Der letzte Schrei im Schulhausbau

Das als «Luxusprojekt» kritisierte Schulhaus Blumenfeld wird günstiger als ursprünglich berechnet. Der Betonbau mit eigener Solaranlage und Wärmesonde bietet Platz für über 400 Schülerinnen und Schüler.

Bauarbeiter erledigen am Schulhaus Blumenfeld die letzten Arbeiten. Bereits in wenigen Wochen werden die Zimmer eingerichtet, ehe dann nach den Sommerferien die ersten Schülerinnen und Schüler Leben in die Betonwände bringen.

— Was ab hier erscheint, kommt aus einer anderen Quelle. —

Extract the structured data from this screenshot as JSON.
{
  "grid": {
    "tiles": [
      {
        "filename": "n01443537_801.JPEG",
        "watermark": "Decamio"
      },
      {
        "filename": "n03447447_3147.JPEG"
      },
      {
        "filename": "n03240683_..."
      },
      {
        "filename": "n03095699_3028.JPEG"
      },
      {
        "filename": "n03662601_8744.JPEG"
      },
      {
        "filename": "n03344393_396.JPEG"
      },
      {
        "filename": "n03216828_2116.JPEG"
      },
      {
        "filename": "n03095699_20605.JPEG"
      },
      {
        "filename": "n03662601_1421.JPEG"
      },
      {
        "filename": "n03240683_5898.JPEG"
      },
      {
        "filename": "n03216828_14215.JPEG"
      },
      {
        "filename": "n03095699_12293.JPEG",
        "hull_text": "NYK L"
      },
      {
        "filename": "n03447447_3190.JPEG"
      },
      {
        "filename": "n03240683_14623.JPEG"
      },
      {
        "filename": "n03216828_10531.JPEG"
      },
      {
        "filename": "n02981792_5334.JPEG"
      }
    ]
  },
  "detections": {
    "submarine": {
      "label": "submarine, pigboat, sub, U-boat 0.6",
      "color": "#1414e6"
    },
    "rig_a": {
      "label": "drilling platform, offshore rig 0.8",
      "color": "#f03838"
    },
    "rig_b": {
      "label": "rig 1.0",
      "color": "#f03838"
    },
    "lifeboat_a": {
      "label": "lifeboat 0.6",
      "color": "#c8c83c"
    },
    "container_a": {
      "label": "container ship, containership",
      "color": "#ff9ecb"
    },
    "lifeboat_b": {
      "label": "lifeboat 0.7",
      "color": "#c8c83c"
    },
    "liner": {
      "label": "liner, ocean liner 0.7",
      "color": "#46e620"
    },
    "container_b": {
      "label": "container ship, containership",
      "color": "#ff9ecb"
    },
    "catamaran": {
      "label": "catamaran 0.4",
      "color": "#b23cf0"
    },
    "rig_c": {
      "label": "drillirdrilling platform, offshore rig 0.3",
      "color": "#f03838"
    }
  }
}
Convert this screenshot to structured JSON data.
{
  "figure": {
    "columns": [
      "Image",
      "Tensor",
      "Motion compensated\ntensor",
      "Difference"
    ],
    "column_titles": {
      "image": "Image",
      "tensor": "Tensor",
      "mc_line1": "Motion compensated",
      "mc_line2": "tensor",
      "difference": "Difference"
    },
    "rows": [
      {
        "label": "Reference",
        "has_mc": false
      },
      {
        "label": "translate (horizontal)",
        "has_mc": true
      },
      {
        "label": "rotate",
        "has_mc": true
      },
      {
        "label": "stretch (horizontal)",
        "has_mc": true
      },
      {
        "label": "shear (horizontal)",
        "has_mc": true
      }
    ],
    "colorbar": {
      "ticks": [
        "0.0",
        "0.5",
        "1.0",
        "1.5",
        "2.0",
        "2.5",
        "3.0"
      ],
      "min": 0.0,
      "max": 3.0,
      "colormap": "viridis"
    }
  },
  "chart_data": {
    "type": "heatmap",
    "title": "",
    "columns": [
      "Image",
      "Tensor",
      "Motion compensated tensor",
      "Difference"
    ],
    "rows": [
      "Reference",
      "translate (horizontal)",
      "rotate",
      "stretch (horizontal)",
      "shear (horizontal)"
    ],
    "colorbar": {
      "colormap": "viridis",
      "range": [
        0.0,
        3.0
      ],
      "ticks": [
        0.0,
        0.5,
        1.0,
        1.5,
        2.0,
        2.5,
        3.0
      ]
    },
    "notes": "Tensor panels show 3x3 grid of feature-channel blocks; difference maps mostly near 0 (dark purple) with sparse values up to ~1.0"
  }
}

Das Schulhaus Blumenfeld bietet Platz für rund 440 Primarschülerinnen und Kindergärtner. Es ist der modernste Schulhausbau der Stadt Zürich. Hier sollen flexible Lern- und Unterrichtsmethoden möglich sein, zudem erfüllt es die Vorgaben für die Erreichung der 2000-Watt-Gesellschaft. Unter anderem wurden dazu 35 Erdwärmesonden gebohrt, eine Solaranlage auf dem Dach montiert und eine hocheffiziente LED-Beleuchtung ausgewählt.

Knapp 13 Millionen gespart

Statt wie anfangs geplant 70 Millionen Franken, kostet der Bau des Schulhauses Blumenfeld in Zürich-Affoltern letztendlich nur noch 57 Millionen Franken. Einerseits war die Altlastensanierung mit weniger Aufwand verbunden als erwartet. Andererseits hätten zahlreiche Aufträge an Handwerker und Bautechniker günstiger vergeben werden können, so Stadtrat André Odermatt.

Im Vorfeld wurde das Bauvorhaben als «Luxusprojekt» kritisiert und führte dazu, dass man im Hochbaudepartement vermehrt die Kosten für städtische Bauten hinterfragt.